3. Bike Path Killer returns

The Oct. 1 discovery of the body of Joan Diver along the Clarence bicycle path was tragic enough on its own, but her killing sent shudders throughout the community after it was discovered that DNA left behind by the killer matched that of the Bike Path Killer.

Now believed to be his 40s or 50s, he had not struck since the 1994 rape of a teenager. With the murder of Diver, a 45-year-old mother of four and wife of a University at Buffalo professor, the Bike Path Killer is now believed responsible for the killing of three women -- Linda Yalem was killed in 1990 on the Ellicott Creek bike path and Majane Mazur in 1992 near railroad tracks in Black Rock. Police say he has raped nine women over the past 20 years.

4. Sister Karen Klimczak murdered

As director of the Bissonette House, a halfway house for parolees, Sister Karen Klimczak worked hard to end senseless violence, including designing hundreds of lawn signs reading "Nonviolence Begins With Me."

She never got a chance to distribute her next group of signs, "I Leave Peace Prints," after she was murdered in her room by a parolee who stole her cell phone to get a fix. Friends took over the project, and hundreds of the signs can be seen throughout the area. Her killer was convicted.

5. Niagara Thruway tolls lifted

Local assemblymen and state senators for years told us why it was impossible to lift the tolls on the Niagara Thruway. But eight months after local businessman Carl Paladino filed suit against the tolls and Gov.-elect Eliot Spitzer came out against them, poof, they disappeared.
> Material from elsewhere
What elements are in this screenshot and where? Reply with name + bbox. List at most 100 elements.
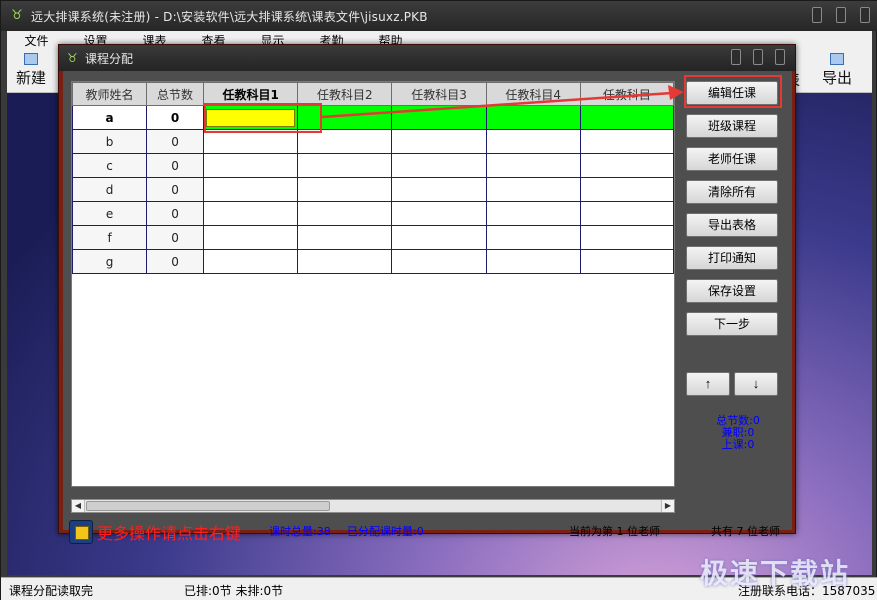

6. Buffalo police officers shot

A given in police work is the maxim: There are no routine calls. But that's what it seemed like Dec. 5, when Officers Patricia A. Parete and Carl Andolina answered a call about a fight at a convenience story.
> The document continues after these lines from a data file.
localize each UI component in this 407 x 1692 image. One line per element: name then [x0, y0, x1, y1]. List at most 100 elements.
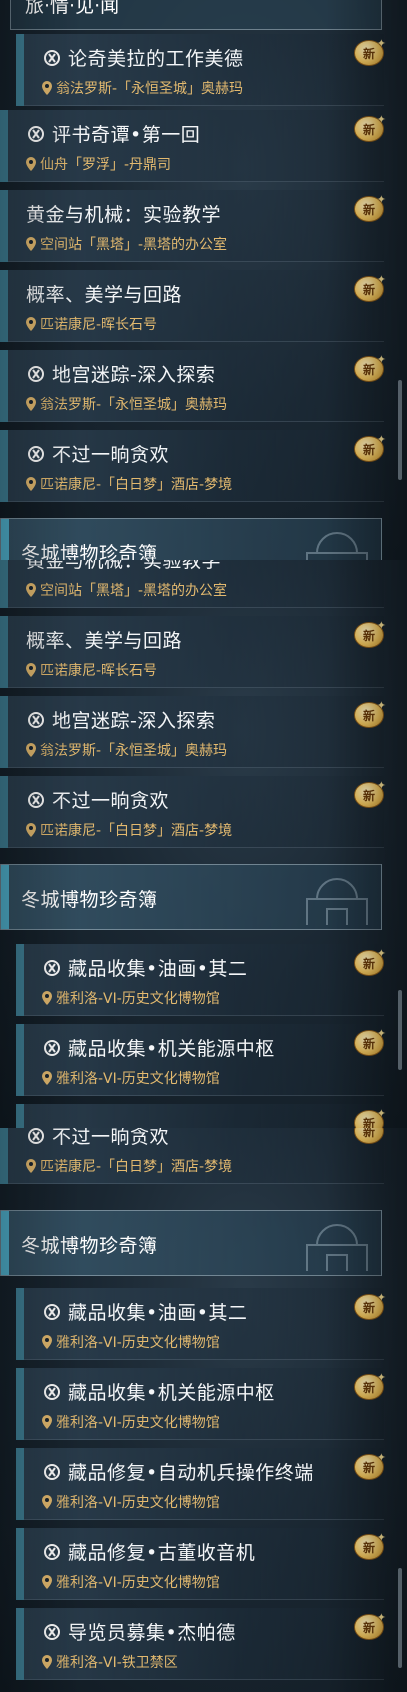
quest-type-icon — [43, 1543, 61, 1560]
quest-title: 评书奇谭•第一回 — [52, 124, 201, 146]
location-pin-icon — [42, 991, 52, 1005]
quest-title: 藏品修复•自动机兵操作终端 — [68, 1462, 314, 1484]
new-badge: 新✦ — [354, 780, 386, 808]
sub-quest-item[interactable]: 藏品修复•古董收音机 雅利洛-VI-历史文化博物馆 新 ✦ — [16, 1528, 386, 1600]
location-pin-icon — [26, 1159, 36, 1173]
quest-type-icon — [43, 1039, 61, 1056]
quest-location: 匹诺康尼-晖长石号 — [40, 663, 158, 679]
quest-title: 藏品收集•机关能源中枢 — [68, 1038, 275, 1060]
quest-title: 藏品收集•油画•其二 — [68, 958, 248, 980]
location-pin-icon — [26, 663, 36, 677]
quest-item[interactable]: 不过一晌贪欢 匹诺康尼-「白日梦」酒店-梦境 新✦ — [0, 430, 386, 502]
new-badge: 新✦ — [354, 1108, 386, 1128]
scrollbar-thumb[interactable] — [398, 990, 402, 1070]
category-header-label: 旅·情·见·闻 — [25, 0, 120, 17]
location-pin-icon — [42, 1335, 52, 1349]
sparkle-icon: ✦ — [376, 779, 386, 792]
sub-quest-item[interactable]: 导览员募集•杰帕德 雅利洛-VI-铁卫禁区 新 ✦ — [16, 1608, 386, 1680]
sub-quest-item[interactable]: 藏品收集•油画•其二 雅利洛-VI-历史文化博物馆 新 ✦ — [16, 1288, 386, 1360]
quest-type-icon — [43, 1303, 61, 1320]
quest-item[interactable]: 地宫迷踪-深入探索 翁法罗斯-「永恒圣城」奥赫玛 新 ✦ — [0, 350, 386, 422]
quest-title: 概率、美学与回路 — [26, 284, 183, 306]
quest-type-icon — [43, 959, 61, 976]
quest-location: 匹诺康尼-「白日梦」酒店-梦境 — [40, 1159, 233, 1175]
quest-location: 雅利洛-VI-历史文化博物馆 — [56, 991, 220, 1007]
quest-item[interactable]: 评书奇谭•第一回 仙舟「罗浮」-丹鼎司 新 ✦ — [0, 110, 386, 182]
location-pin-icon — [26, 237, 36, 251]
location-pin-icon — [26, 583, 36, 597]
sub-quest-item[interactable]: 藏品收集•油画•其二 雅利洛-VI-历史文化博物馆 新 ✦ — [16, 944, 386, 1016]
quest-item[interactable]: 论奇美拉的工作美德 翁法罗斯-「永恒圣城」奥赫玛 新 ✦ — [16, 34, 386, 106]
sparkle-icon: ✦ — [376, 113, 386, 126]
quest-accent-bar — [0, 1128, 8, 1184]
location-pin-icon — [42, 1655, 52, 1669]
category-header[interactable]: 冬城博物珍奇簿 — [0, 864, 382, 930]
sub-quest-item[interactable]: 藏品收集•机关能源中枢 雅利洛-VI-历史文化博物馆 新 ✦ — [16, 1368, 386, 1440]
quest-location: 翁法罗斯-「永恒圣城」奥赫玛 — [56, 81, 244, 97]
new-badge: 新✦ — [354, 354, 386, 382]
new-badge: 新✦ — [354, 434, 386, 462]
location-pin-icon — [26, 823, 36, 837]
sub-quest-item[interactable]: 藏品修复•自动机兵操作终端 雅利洛-VI-历史文化博物馆 新 ✦ — [16, 1448, 386, 1520]
quest-title: 地宫迷踪-深入探索 — [52, 364, 216, 386]
quest-type-icon — [43, 1383, 61, 1400]
quest-location: 雅利洛-VI-铁卫禁区 — [56, 1655, 178, 1671]
quest-accent-bar — [16, 1024, 24, 1096]
quest-location: 雅利洛-VI-历史文化博物馆 — [56, 1415, 220, 1431]
category-header[interactable]: 冬城博物珍奇簿 — [0, 518, 382, 560]
building-emblem-icon — [306, 532, 368, 560]
quest-accent-bar — [16, 1528, 24, 1600]
quest-type-icon — [27, 711, 45, 728]
quest-accent-bar — [16, 1288, 24, 1360]
scrollbar-thumb[interactable] — [398, 1568, 402, 1668]
location-pin-icon — [26, 477, 36, 491]
quest-item[interactable]: 不过一晌贪欢 匹诺康尼-「白日梦」酒店-梦境 新✦ — [0, 776, 386, 848]
quest-title: 不过一晌贪欢 — [52, 790, 170, 812]
quest-location: 雅利洛-VI-历史文化博物馆 — [56, 1071, 220, 1087]
quest-location: 雅利洛-VI-历史文化博物馆 — [56, 1495, 220, 1511]
sparkle-icon: ✦ — [376, 193, 386, 206]
sub-quest-item-partial[interactable]: 新 ✦ — [16, 1104, 386, 1128]
quest-title: 不过一晌贪欢 — [52, 1128, 170, 1148]
new-badge: 新✦ — [354, 1372, 386, 1400]
location-pin-icon — [26, 157, 36, 171]
category-header[interactable]: 冬城博物珍奇簿 — [0, 1210, 382, 1276]
quest-item[interactable]: 黄金与机械：实验教学 空间站「黑塔」-黑塔的办公室 新 ✦ — [0, 190, 386, 262]
sparkle-icon: ✦ — [376, 433, 386, 446]
new-badge: 新✦ — [354, 114, 386, 142]
quest-item[interactable]: 概率、美学与回路 匹诺康尼-晖长石号 新 ✦ — [0, 270, 386, 342]
sub-quest-item[interactable]: 藏品收集•机关能源中枢 雅利洛-VI-历史文化博物馆 新 ✦ — [16, 1024, 386, 1096]
quest-type-icon — [27, 365, 45, 382]
category-header-partial[interactable]: 旅·情·见·闻 — [10, 0, 382, 30]
quest-type-icon — [27, 125, 45, 142]
sparkle-icon: ✦ — [376, 1107, 386, 1120]
location-pin-icon — [26, 743, 36, 757]
quest-item[interactable]: 不过一晌贪欢 匹诺康尼-「白日梦」酒店-梦境 新✦ — [0, 1128, 384, 1184]
quest-item[interactable]: 黄金与机械：实验教学 空间站「黑塔」-黑塔的办公室 — [0, 560, 384, 608]
quest-accent-bar — [16, 1368, 24, 1440]
quest-title: 黄金与机械：实验教学 — [26, 204, 222, 226]
quest-accent-bar — [0, 350, 8, 422]
quest-location: 雅利洛-VI-历史文化博物馆 — [56, 1335, 220, 1351]
quest-type-icon — [43, 49, 61, 66]
quest-title: 论奇美拉的工作美德 — [68, 48, 244, 70]
quest-accent-bar — [16, 1448, 24, 1520]
quest-title: 不过一晌贪欢 — [52, 444, 170, 466]
sparkle-icon: ✦ — [376, 37, 386, 50]
quest-title: 藏品收集•油画•其二 — [68, 1302, 248, 1324]
sparkle-icon: ✦ — [376, 1451, 386, 1464]
new-badge: 新✦ — [354, 1612, 386, 1640]
quest-title: 导览员募集•杰帕德 — [68, 1622, 236, 1644]
sparkle-icon: ✦ — [376, 1291, 386, 1304]
building-emblem-icon — [306, 1224, 368, 1271]
quest-accent-bar — [16, 34, 24, 106]
new-badge: 新✦ — [354, 948, 386, 976]
scrollbar-thumb[interactable] — [398, 380, 402, 480]
quest-item[interactable]: 概率、美学与回路 匹诺康尼-晖长石号 新 ✦ — [0, 616, 386, 688]
quest-item[interactable]: 地宫迷踪-深入探索 翁法罗斯-「永恒圣城」奥赫玛 新 ✦ — [0, 696, 386, 768]
quest-title: 概率、美学与回路 — [26, 630, 183, 652]
quest-list-screen-1: 旅·情·见·闻 论奇美拉的工作美德 翁法罗斯-「永恒圣城」奥赫玛 新 ✦ 评书奇谭… — [0, 0, 407, 560]
quest-accent-bar — [16, 1104, 24, 1128]
new-badge: 新✦ — [354, 274, 386, 302]
quest-accent-bar — [0, 430, 8, 502]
Parete and Andolina, both 41, returned to police duty after they were laid off in a budget crunch, but the similarities end there. He's 6-foot-7, a bear of a man, and she's petite, 5-foot-5 and fit like a gymnast.

After they stopped a teen coming from the store, they said, the teen shot them at point-blank range. Parete is still hospitalized; Andolina is recovering at home. The teen, on probation at the time, faces attempted murder charges.

7. Hospital report is grim

A long-awaited report on ending hospital duplication came out in late November with a bleak prognosis for Millard Fillmore Hospital at Gates Circle and St. Joseph Hospital in Cheektowaga, both recommended for closure. The commission recommended merging Erie County Medical Center with the Kaleida Health System, converting DeGraff Memorial Hospital in North Tonawanda to a long-term care facility and merging Mount St. Mary's Hospital in Lewiston with Niagara Falls Memorial Medical Center.

8. Sabres a hit on ice

B. Thomas Golisano didn't get to be a billionaire without making smart business decisions. But who thought Golisano was that smart after he bought the Buffalo Sabres out of bankruptcy and then watched as NHL owners ended the season with a lockout? Golisano's smile now is the biggest in HSBC Arena after the Sabres came within a slap shot of beating last season's eventual Stanley Cup winners, the Carolina Hurricanes, and then got off to the best start in the league this season.

9. Byron Brown sworn in

Since Buffalo's first organized government in 1810, there was never a black mayor until last January with the swearing in of Byron W. Brown, a native of Queens who came here as a student at Buffalo State College and stayed. Brown stressed development, zero tolerance on crime and accountability at City Hall. He promptly named H. McCarthy Gipson as the city's first black police commissioner.

10. Thomas Reynolds re-elected

Most years, that headline would get a yawn. But as Reynolds quickly learned after the Mark Foley scandal erupted, this was not most years. Reynolds, as head of the National Republican Congressional Committee, was one of the first GOP House leaders to learn about inappropriate e-mails fellow Rep. Foley had sent to a congressional page. After more-explicit Foley e-mails became public, Reynolds found himself having to explain his failure to act on the first batch. Reynolds eked out a victory over businessman Jack Davis after delivering federal assistance after the October snowstorm.